Monday, April 18, 2011

Cognative Dissonance

Cognative Dissonance – psychological conflict resulting from incongruous beliefs and attitudes held simultaneously.

In engineering, it may be expressed in other terms.
Example, Beliefs
  1. Engineering is important; to do construction correctly is valued; I make my meager living as a “Professional Engineer”.
  2. Construction should be conducted as per the Alberta Building Code. 
  3. Some cases the Alberta Building Code is grossly wrong.
  4. Now what? We are forced to create an “artificial value” for an Ultimate Limit State soil strength, that has no physical significant, and calibrate it to the desired outcome of the building code.
Most foundation should be designed for the Service Limit State.
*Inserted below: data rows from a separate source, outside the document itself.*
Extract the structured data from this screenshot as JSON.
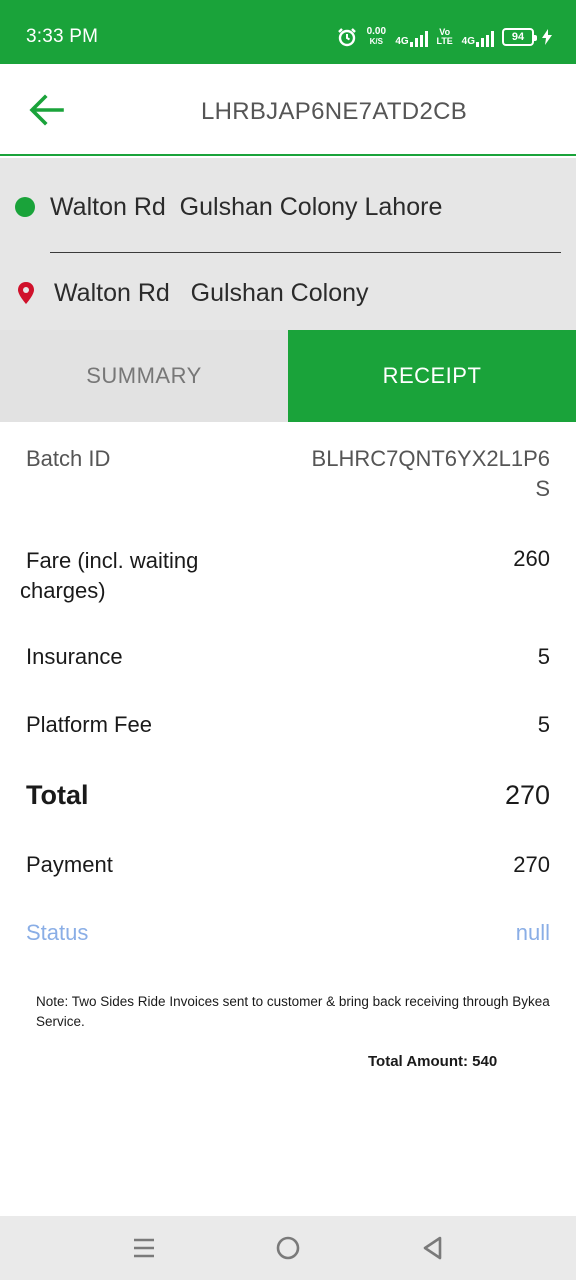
{
  "status_bar": {
    "time": "3:33 PM",
    "speed_value": "0.00",
    "speed_unit": "K/S",
    "net1": "4G",
    "volte_top": "Vo",
    "volte_bottom": "LTE",
    "net2": "4G",
    "battery": "94",
    "icons": [
      "alarm-icon",
      "signal-icon",
      "battery-icon",
      "charging-icon"
    ]
  },
  "header": {
    "back_icon": "arrow-left-icon",
    "title": "LHRBJAP6NE7ATD2CB"
  },
  "route": {
    "pickup": "Walton Rd  Gulshan Colony Lahore",
    "dropoff": "Walton Rd   Gulshan Colony"
  },
  "tabs": [
    {
      "label": "SUMMARY",
      "active": false
    },
    {
      "label": "RECEIPT",
      "active": true
    }
  ],
  "receipt": {
    "batch_id": {
      "label": "Batch ID",
      "value": "BLHRC7QNT6YX2L1P6S"
    },
    "fare": {
      "label": "Fare (incl. waiting charges)",
      "value": "260"
    },
    "insurance": {
      "label": "Insurance",
      "value": "5"
    },
    "platform_fee": {
      "label": "Platform Fee",
      "value": "5"
    },
    "total": {
      "label": "Total",
      "value": "270"
    },
    "payment": {
      "label": "Payment",
      "value": "270"
    },
    "status": {
      "label": "Status",
      "value": "null"
    }
  },
  "note": "Note: Two Sides Ride Invoices sent to customer & bring back receiving through Bykea Service.",
  "total_amount": "Total Amount: 540",
  "colors": {
    "brand_green": "#1aa33a",
    "status_blue": "#8aaee6",
    "pin_red": "#d0112b"
  },
  "nav": [
    "menu-icon",
    "home-icon",
    "back-triangle-icon"
  ]
}
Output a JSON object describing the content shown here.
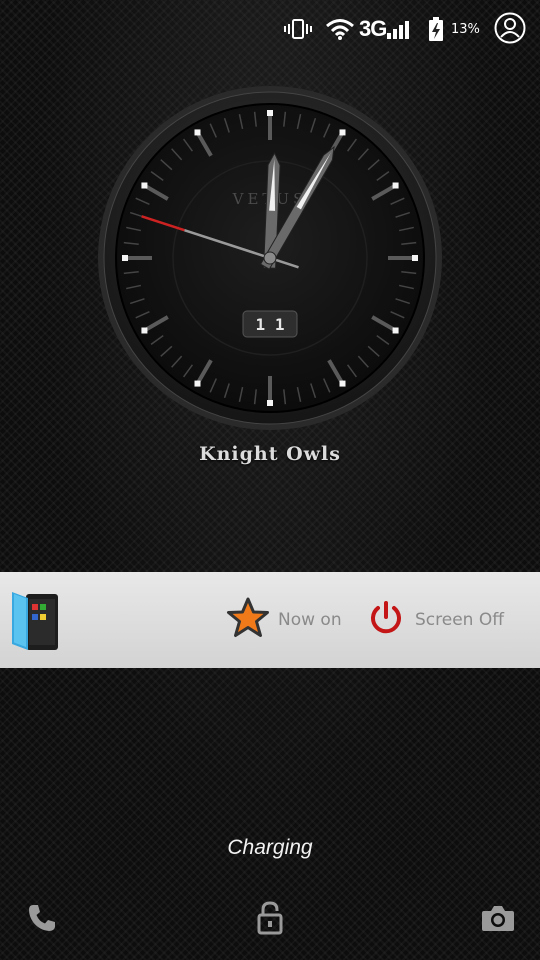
{
  "status_bar": {
    "icons": [
      "vibrate-icon",
      "wifi-icon",
      "signal-icon",
      "battery-charging-icon",
      "profile-icon"
    ],
    "network_type": "3G",
    "battery_percent": "13%"
  },
  "clock": {
    "brand": "VETUS",
    "date_display": "1 1",
    "time": "12:05",
    "accent_color": "#cc2222"
  },
  "owner_info": "Knight Owls",
  "widget": {
    "now_on_label": "Now on",
    "screen_off_label": "Screen Off",
    "icons": [
      "tablet-app-icon",
      "star-icon",
      "power-icon"
    ],
    "power_color": "#c41616",
    "star_color": "#f07a1a"
  },
  "charging_text": "Charging",
  "bottom_bar": {
    "icons": [
      "phone-icon",
      "unlock-icon",
      "camera-icon"
    ]
  }
}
In 40 years, I have not run across a condition that I would employ a Ultimate Limit States soil strength for design. Many of the methods of evaluation of the soil strata strength do not generate a ultimate value, largely due to the time required in clays, and the gross amount of movement that occur in such tests.
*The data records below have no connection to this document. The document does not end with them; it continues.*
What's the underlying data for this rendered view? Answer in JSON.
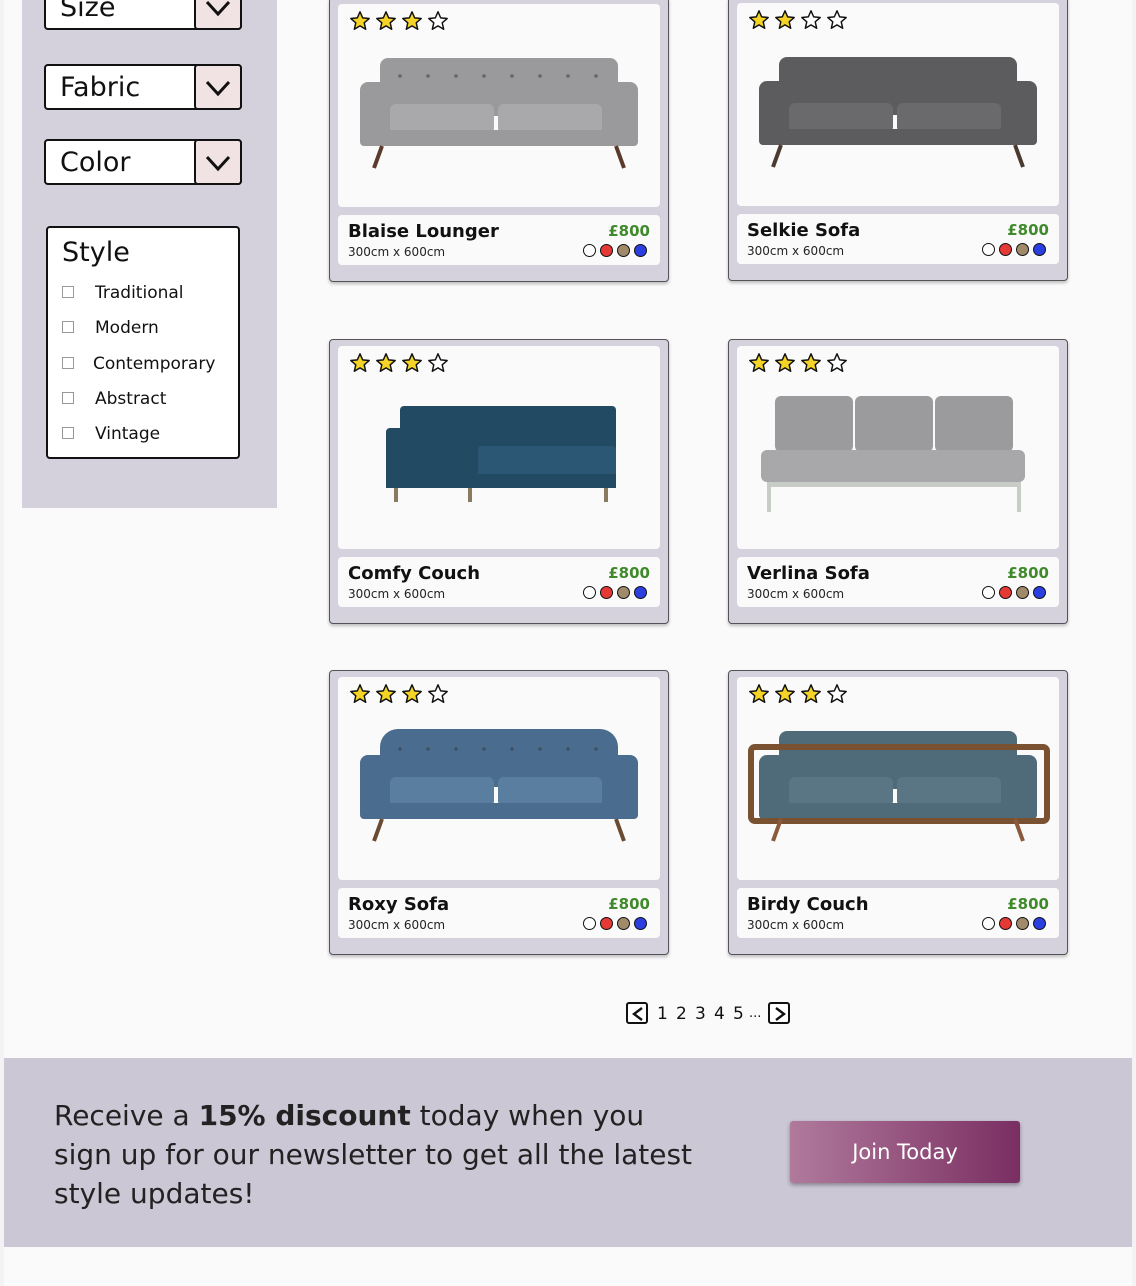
{
  "filters": {
    "dropdowns": [
      {
        "label": "Size"
      },
      {
        "label": "Fabric"
      },
      {
        "label": "Color"
      }
    ],
    "style": {
      "title": "Style",
      "options": [
        "Traditional",
        "Modern",
        "Contemporary",
        "Abstract",
        "Vintage"
      ]
    }
  },
  "products": [
    {
      "name": "Blaise Lounger",
      "dimensions": "300cm x 600cm",
      "price": "£800",
      "rating": 3,
      "max_rating": 4,
      "colors": [
        "#ffffff",
        "#e53935",
        "#a08a6a",
        "#2b3fe0"
      ],
      "icon": "sofa-image"
    },
    {
      "name": "Selkie Sofa",
      "dimensions": "300cm x 600cm",
      "price": "£800",
      "rating": 2,
      "max_rating": 4,
      "colors": [
        "#ffffff",
        "#e53935",
        "#a08a6a",
        "#2b3fe0"
      ],
      "icon": "sofa-image"
    },
    {
      "name": "Comfy Couch",
      "dimensions": "300cm x 600cm",
      "price": "£800",
      "rating": 3,
      "max_rating": 4,
      "colors": [
        "#ffffff",
        "#e53935",
        "#a08a6a",
        "#2b3fe0"
      ],
      "icon": "sofa-image"
    },
    {
      "name": "Verlina Sofa",
      "dimensions": "300cm x 600cm",
      "price": "£800",
      "rating": 3,
      "max_rating": 4,
      "colors": [
        "#ffffff",
        "#e53935",
        "#a08a6a",
        "#2b3fe0"
      ],
      "icon": "sofa-image"
    },
    {
      "name": "Roxy Sofa",
      "dimensions": "300cm x 600cm",
      "price": "£800",
      "rating": 3,
      "max_rating": 4,
      "colors": [
        "#ffffff",
        "#e53935",
        "#a08a6a",
        "#2b3fe0"
      ],
      "icon": "sofa-image"
    },
    {
      "name": "Birdy Couch",
      "dimensions": "300cm x 600cm",
      "price": "£800",
      "rating": 3,
      "max_rating": 4,
      "colors": [
        "#ffffff",
        "#e53935",
        "#a08a6a",
        "#2b3fe0"
      ],
      "icon": "sofa-image"
    }
  ],
  "pagination": {
    "pages": [
      "1",
      "2",
      "3",
      "4",
      "5"
    ],
    "ellipsis": "..."
  },
  "newsletter": {
    "text_before": "Receive a ",
    "text_bold": "15% discount",
    "text_after": " today when you sign up for our newsletter to get all the latest style updates!",
    "button_label": "Join Today"
  },
  "colors": {
    "price_green": "#3f8a2a",
    "star_yellow": "#f5d327",
    "sidebar_bg": "#d4d1dc",
    "button_gradient_start": "#b07a9c",
    "button_gradient_end": "#7a2e62"
  }
}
Pile load tests are as close to ultimate as we would ever come, and usually those are limited to something like 50 millimetres of movement before it is declared failed. The true pile capacity may be 1.01 to 2.0 times that amount, for discussion.
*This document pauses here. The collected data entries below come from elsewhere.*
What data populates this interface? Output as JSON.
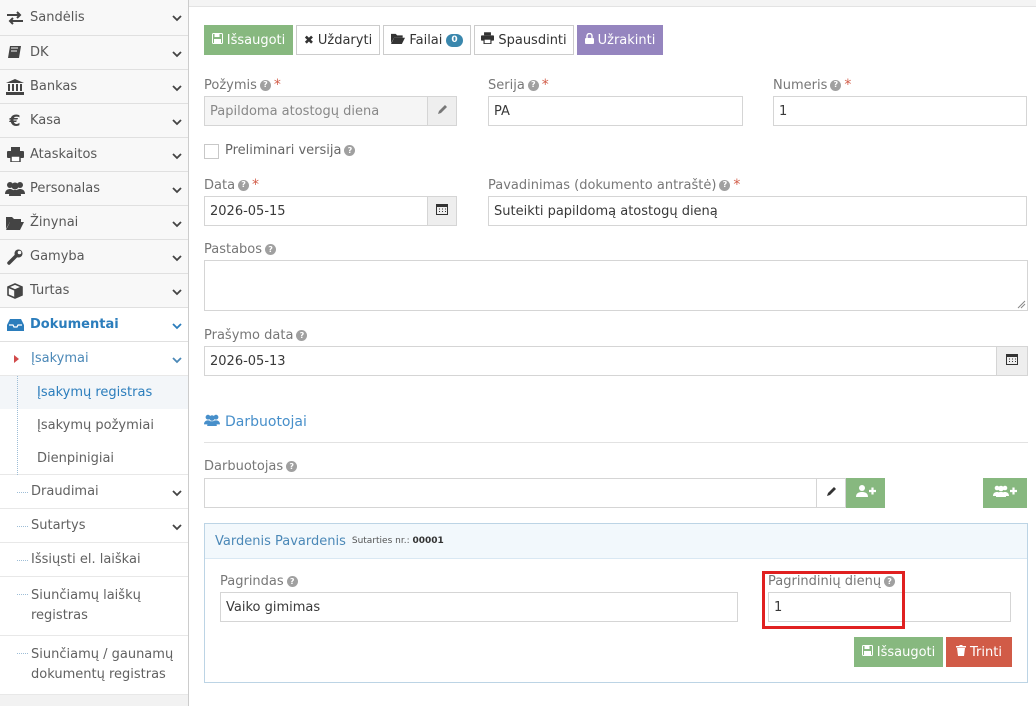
{
  "sidebar": {
    "items": [
      {
        "label": "Sandėlis",
        "icon": "exchange-icon"
      },
      {
        "label": "DK",
        "icon": "book-icon"
      },
      {
        "label": "Bankas",
        "icon": "bank-icon"
      },
      {
        "label": "Kasa",
        "icon": "euro-icon"
      },
      {
        "label": "Ataskaitos",
        "icon": "print-icon"
      },
      {
        "label": "Personalas",
        "icon": "users-icon"
      },
      {
        "label": "Žinynai",
        "icon": "folder-icon"
      },
      {
        "label": "Gamyba",
        "icon": "wrench-icon"
      },
      {
        "label": "Turtas",
        "icon": "cube-icon"
      },
      {
        "label": "Dokumentai",
        "icon": "inbox-icon"
      }
    ],
    "sub": {
      "isakymai": "Įsakymai",
      "registras": "Įsakymų registras",
      "pozymiai": "Įsakymų požymiai",
      "dienpinigiai": "Dienpinigiai",
      "draudimai": "Draudimai",
      "sutartys": "Sutartys",
      "issiusti": "Išsiųsti el. laiškai",
      "siunciamu_laisku": "Siunčiamų laiškų registras",
      "siunciamu_gaunamu": "Siunčiamų / gaunamų dokumentų registras"
    }
  },
  "toolbar": {
    "save": "Išsaugoti",
    "close": "Uždaryti",
    "files": "Failai",
    "files_count": "0",
    "print": "Spausdinti",
    "lock": "Užrakinti"
  },
  "form": {
    "pozymis_label": "Požymis",
    "pozymis_value": "Papildoma atostogų diena",
    "serija_label": "Serija",
    "serija_value": "PA",
    "numeris_label": "Numeris",
    "numeris_value": "1",
    "preliminari_label": "Preliminari versija",
    "data_label": "Data",
    "data_value": "2026-05-15",
    "pavadinimas_label": "Pavadinimas (dokumento antraštė)",
    "pavadinimas_value": "Suteikti papildomą atostogų dieną",
    "pastabos_label": "Pastabos",
    "pastabos_value": "",
    "prasymo_label": "Prašymo data",
    "prasymo_value": "2026-05-13"
  },
  "employees": {
    "section_title": "Darbuotojai",
    "darbuotojas_label": "Darbuotojas",
    "darbuotojas_value": "",
    "panel": {
      "name": "Vardenis Pavardenis",
      "contract_label": "Sutarties nr.:",
      "contract_no": "00001",
      "pagrindas_label": "Pagrindas",
      "pagrindas_value": "Vaiko gimimas",
      "dienu_label": "Pagrindinių dienų",
      "dienu_value": "1",
      "save": "Išsaugoti",
      "delete": "Trinti"
    }
  },
  "colors": {
    "green": "#87b87f",
    "purple": "#9585bf",
    "red": "#d15b47",
    "blue": "#2b7dbc",
    "highlight": "#e02020"
  }
}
For a typical project there is a wide range of soil strengths, and all this soil data must be reduced to something that is manageable for design. That is more of an art than a science, since the reliability and variation of the data, the amount of data, the geology of the formations, and the type of foundation all play major roles in the final value. After we go through all that, then we have to fudge a number so that the final result will be correct, due to government insistence on a system of design that matches the structural concepts of how materials should behave, not reality.